In the data transfer module, we provide services for batch data downloading and sending to e-mail. A user can download all the raw reads of Chinese tree shrew genome and transcriptome and the processed data including the Chinese tree shrew genome data, gene sequences, gene function information, pseudogene sequences and information, etc. All the results can be downloaded and/or sent to other people by e-mail.

Discussion

As a mammal with a close relationship to primates, the tree shrew has got wide attention and has been considered to be an alternative experimental animal to primates in biomedical research1,34,35. Despite the fact that we had completed a high-quality draft genome of Chinese tree shrew, there were many obstacles for researchers in the accessing of the data. Firstly, it is very inconvenient to use the large raw data files of the Chinese tree shrew. Secondly, there has been much debate over the annotation of the genes. Even the best gene predictors and genome annotation pipelines hardly exceed accuracies of 80% at the exon level36 and for this reason we found some structure errors in the early version of gene set. Finally, most genes lacked sufficient annotation information. To solve these problems, we have built TreeshrewDB to improve access to the Chinese tree shrew genome data. This database provides a dynamic platform allowing us to correct errors of gene prediction and to update the comprehensive gene set and gene structure, as well as to offer relative mRNA expression pattern based on the RNA-seq data.

In addition, TreeshrewDB provides some useful tools for sequence data analysis and processing. Considering the unique evolution position of the tree shrew and the poor level of the functional annotation of the tree shrew genome, the tools we provide are focused on molecular evolution analysis and sequence retrieval. For example, a user can use Muscle28 to compare the conservation among species and use codeml29 or PSAP to detect selection signal and also retrieve and extract sequences by combining several tools, such as Blast14, GeneWise16 and ExtractSeq. Each tool offers simplified operation of these programs via the user-friendly interface. A user can obtain the related information by choosing the species of interest and following a few simple steps.

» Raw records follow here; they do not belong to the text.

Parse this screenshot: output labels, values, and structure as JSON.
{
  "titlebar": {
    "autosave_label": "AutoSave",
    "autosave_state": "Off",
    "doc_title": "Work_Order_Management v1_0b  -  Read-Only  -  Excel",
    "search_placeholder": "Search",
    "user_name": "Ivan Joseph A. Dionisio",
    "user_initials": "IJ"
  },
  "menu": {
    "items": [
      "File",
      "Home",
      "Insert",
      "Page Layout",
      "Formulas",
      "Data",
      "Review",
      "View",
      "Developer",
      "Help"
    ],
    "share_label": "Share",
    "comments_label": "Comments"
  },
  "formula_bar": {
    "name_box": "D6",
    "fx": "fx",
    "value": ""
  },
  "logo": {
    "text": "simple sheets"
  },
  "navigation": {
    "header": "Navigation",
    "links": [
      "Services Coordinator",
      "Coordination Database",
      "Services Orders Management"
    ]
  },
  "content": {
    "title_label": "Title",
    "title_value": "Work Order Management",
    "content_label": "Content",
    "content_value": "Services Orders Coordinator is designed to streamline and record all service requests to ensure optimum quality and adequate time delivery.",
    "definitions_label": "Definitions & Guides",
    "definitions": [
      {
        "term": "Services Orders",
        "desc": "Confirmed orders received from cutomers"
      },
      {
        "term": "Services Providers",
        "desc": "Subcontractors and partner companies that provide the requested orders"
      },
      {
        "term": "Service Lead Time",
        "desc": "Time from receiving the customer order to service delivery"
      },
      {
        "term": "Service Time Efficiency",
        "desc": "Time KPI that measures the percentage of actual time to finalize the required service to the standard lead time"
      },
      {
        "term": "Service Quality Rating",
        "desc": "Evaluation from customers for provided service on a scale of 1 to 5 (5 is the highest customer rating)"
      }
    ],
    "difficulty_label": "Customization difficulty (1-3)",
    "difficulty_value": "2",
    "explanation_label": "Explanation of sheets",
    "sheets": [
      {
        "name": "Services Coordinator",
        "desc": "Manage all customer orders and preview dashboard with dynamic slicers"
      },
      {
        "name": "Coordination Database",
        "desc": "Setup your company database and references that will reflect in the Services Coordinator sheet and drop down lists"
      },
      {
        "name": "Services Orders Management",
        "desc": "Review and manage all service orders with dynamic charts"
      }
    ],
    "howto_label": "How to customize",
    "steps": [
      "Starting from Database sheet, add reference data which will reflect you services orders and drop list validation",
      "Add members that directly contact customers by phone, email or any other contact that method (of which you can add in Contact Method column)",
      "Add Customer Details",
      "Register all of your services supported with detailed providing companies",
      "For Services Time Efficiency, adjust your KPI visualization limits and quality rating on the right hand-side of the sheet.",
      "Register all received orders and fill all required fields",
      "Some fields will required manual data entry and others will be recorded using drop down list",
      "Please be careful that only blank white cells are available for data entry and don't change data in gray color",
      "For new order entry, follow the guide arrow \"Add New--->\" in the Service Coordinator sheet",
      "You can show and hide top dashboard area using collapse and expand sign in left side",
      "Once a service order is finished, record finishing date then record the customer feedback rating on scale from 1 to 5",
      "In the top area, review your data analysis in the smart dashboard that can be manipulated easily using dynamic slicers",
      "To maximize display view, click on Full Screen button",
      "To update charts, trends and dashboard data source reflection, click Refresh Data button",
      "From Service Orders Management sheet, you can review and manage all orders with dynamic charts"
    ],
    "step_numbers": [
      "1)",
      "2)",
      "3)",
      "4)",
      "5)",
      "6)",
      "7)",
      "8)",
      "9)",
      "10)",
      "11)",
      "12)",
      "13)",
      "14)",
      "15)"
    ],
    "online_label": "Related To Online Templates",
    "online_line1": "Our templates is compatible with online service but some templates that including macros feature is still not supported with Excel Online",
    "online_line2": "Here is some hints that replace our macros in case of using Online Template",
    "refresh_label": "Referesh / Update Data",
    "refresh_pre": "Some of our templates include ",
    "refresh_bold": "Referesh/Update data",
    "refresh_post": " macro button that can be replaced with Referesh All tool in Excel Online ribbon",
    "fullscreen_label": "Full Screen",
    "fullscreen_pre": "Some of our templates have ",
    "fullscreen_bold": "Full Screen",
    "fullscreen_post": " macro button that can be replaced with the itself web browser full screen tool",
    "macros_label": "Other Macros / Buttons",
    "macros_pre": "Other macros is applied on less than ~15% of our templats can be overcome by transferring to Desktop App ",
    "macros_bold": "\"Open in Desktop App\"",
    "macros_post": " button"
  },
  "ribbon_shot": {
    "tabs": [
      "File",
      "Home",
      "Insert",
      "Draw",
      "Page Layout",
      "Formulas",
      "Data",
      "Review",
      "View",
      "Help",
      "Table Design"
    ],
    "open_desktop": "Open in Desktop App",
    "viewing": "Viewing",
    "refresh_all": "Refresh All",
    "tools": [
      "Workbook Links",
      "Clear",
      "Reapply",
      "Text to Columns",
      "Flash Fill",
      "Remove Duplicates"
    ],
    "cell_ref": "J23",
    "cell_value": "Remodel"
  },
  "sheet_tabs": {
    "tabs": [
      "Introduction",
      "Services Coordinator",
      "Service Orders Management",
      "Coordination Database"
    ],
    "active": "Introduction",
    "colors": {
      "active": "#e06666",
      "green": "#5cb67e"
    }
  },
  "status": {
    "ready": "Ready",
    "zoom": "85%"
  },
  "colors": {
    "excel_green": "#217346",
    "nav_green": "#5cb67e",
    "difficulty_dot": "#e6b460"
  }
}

In the future, we will update the gene sequences regularly and release the latest annotated version. Also, we will continue to collect materials regarding the tree shrew, such as biological data, live videos, images and the latest findings for this species. We hope that this publicly available annotated genome of the Chinese tree shrew will offer an opportunity to extend our knowledge of the genetic basis of the tree shrew and attract more and more researchers to work with this increasingly popular animal model. Undoubtedly, TreeshrewDB will offer a powerful platform for sharing information about the tree shrew.

Methods

Datasets

The original data that we used as the foundation of the TreeshewDB were taken from our previous study13 and were composed of Chinese tree shrew genome data and RNA-seq data from 7 tissues (brain, liver, heart, kidney, pancreas, ovary and testis). We included an updated gene set (see above) with a systematic functional annotation and demonstrated the mRNA expression pattern in each tissue.

Database implementation

The Tree shrew Database (TreeshrewDB) runs on a dual-processor server with Ubuntu operating system and is implemented under the LAMP (Linux-Apache-MySQL-Perl) software stack. The application of mod_perl increases the security and efficiency of our Apache server. The entire Chinese tree shrew genome, gene set, gene annotation and other reference information are stored in the MySQL that are administrated with the help of phpMyAdmin. Web interfaces are developed by various languages such as HTML, CSS, JavaScript and Perl.